The problem of electric current becomes worse when a victim contacts an open circuit with bare hands. Biologically, there is better development of the forearm muscles that are responsible for bending fingers than the muscles responsible for extending the fingers. Therefore, when the two muscles contract due to an electric current that passes through the person’s arm, the bending muscles will dominate (Tasaki, 2012). Eventually, this leads to the clenching of fingers into a fist. If a victim touches a live current conductor through his palm, the clenching action will make the hand grasp the wire more firmly. The victim will be unable to release the wire and this will worsen the electric shock. Medically, the condition of involuntary muscle contraction is referred to as tetanus. To deal with the shock-induced tetanus, the electric current running through the victim should be stopped.
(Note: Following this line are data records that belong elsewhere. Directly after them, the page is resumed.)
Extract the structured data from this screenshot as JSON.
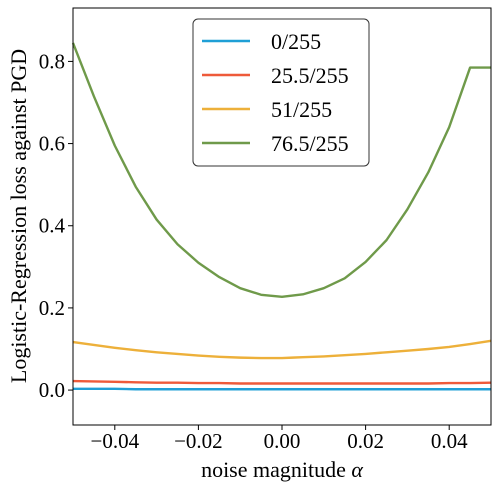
{
  "chart_data": {
    "type": "line",
    "xlabel": "noise magnitude",
    "xlabel_symbol": "α",
    "ylabel": "Logistic-Regression loss against PGD",
    "xlim": [
      -0.05,
      0.05
    ],
    "ylim": [
      -0.085,
      0.93
    ],
    "xticks": [
      -0.04,
      -0.02,
      0.0,
      0.02,
      0.04
    ],
    "xtick_labels": [
      "−0.04",
      "−0.02",
      "0.00",
      "0.02",
      "0.04"
    ],
    "yticks": [
      0.0,
      0.2,
      0.4,
      0.6,
      0.8
    ],
    "ytick_labels": [
      "0.0",
      "0.2",
      "0.4",
      "0.6",
      "0.8"
    ],
    "legend_position": "top-center",
    "grid": false,
    "x": [
      -0.05,
      -0.045,
      -0.04,
      -0.035,
      -0.03,
      -0.025,
      -0.02,
      -0.015,
      -0.01,
      -0.005,
      0.0,
      0.0025,
      0.005,
      0.01,
      0.015,
      0.02,
      0.025,
      0.03,
      0.035,
      0.04,
      0.045,
      0.05
    ],
    "series": [
      {
        "name": "0/255",
        "color": "#1f9fd6",
        "values": [
          0.003,
          0.003,
          0.003,
          0.002,
          0.002,
          0.002,
          0.002,
          0.002,
          0.002,
          0.002,
          0.002,
          0.002,
          0.002,
          0.002,
          0.002,
          0.002,
          0.002,
          0.002,
          0.002,
          0.002,
          0.002,
          0.002
        ]
      },
      {
        "name": "25.5/255",
        "color": "#ee5a3a",
        "values": [
          0.022,
          0.021,
          0.02,
          0.019,
          0.018,
          0.018,
          0.017,
          0.017,
          0.016,
          0.016,
          0.016,
          0.016,
          0.016,
          0.016,
          0.016,
          0.016,
          0.016,
          0.016,
          0.016,
          0.017,
          0.017,
          0.018
        ]
      },
      {
        "name": "51/255",
        "color": "#edb03a",
        "values": [
          0.117,
          0.11,
          0.103,
          0.097,
          0.092,
          0.088,
          0.084,
          0.081,
          0.079,
          0.078,
          0.078,
          0.079,
          0.08,
          0.082,
          0.085,
          0.088,
          0.092,
          0.096,
          0.1,
          0.105,
          0.112,
          0.12
        ]
      },
      {
        "name": "76.5/255",
        "color": "#6f9a4a",
        "values": [
          0.845,
          0.715,
          0.595,
          0.495,
          0.415,
          0.355,
          0.31,
          0.275,
          0.248,
          0.232,
          0.227,
          0.23,
          0.233,
          0.248,
          0.272,
          0.312,
          0.365,
          0.44,
          0.53,
          0.64,
          0.785,
          0.785
        ]
      }
    ]
  }
}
When an electric shock affects an individual, the electric current penetrates beyond the superficial layer of the skin. Moreover, the diaphragm muscle that controls the heart and the lungs may be “frozen” in a tetanus state by electric current. Equally important to note is that even low currents affect nerve cell signals and hence causing irregular heart beat. This condition is called fibrillation and causes the heart to be ineffective in pumping blood to the vital body organs. Eventually, a strong electric current through the body leads to cardiac arrest. However, it is ironical to note that medics make use of a strong jolt of electric current, applied across the chest of the victim, to make a fibrillating heart resume a normal beating pattern. Electric circuits may have Direct Current (DC) or Alternating Current (AC). The effect of AC on the body depends on the frequency where a low frequency (50-60 Hz) is more harmful than a high frequency (Kroll & Ho, 2009). Similarly, a low frequency AC is five times more dangerous than DC of the same voltage and amperage. This is because it causes a prolonged muscle contraction (tetany) that freezes the hand to the source of current and hence causes an extended exposure. On the contrary, a DC causes a single convulsive contraction that pushes the victim ways from the source of current. In either way, all electric currents that are high enough to cause a muscle action should be avoided.
Kroll, M. & Ho, J. (2009). TASER® Conducted Electrical Weapons: Physiology, Pathology, and Law. New York: Springer.
Tasaki, I. (2012). Physiology and Electrochemistry of Nerve Fibers. New York: Elsevier.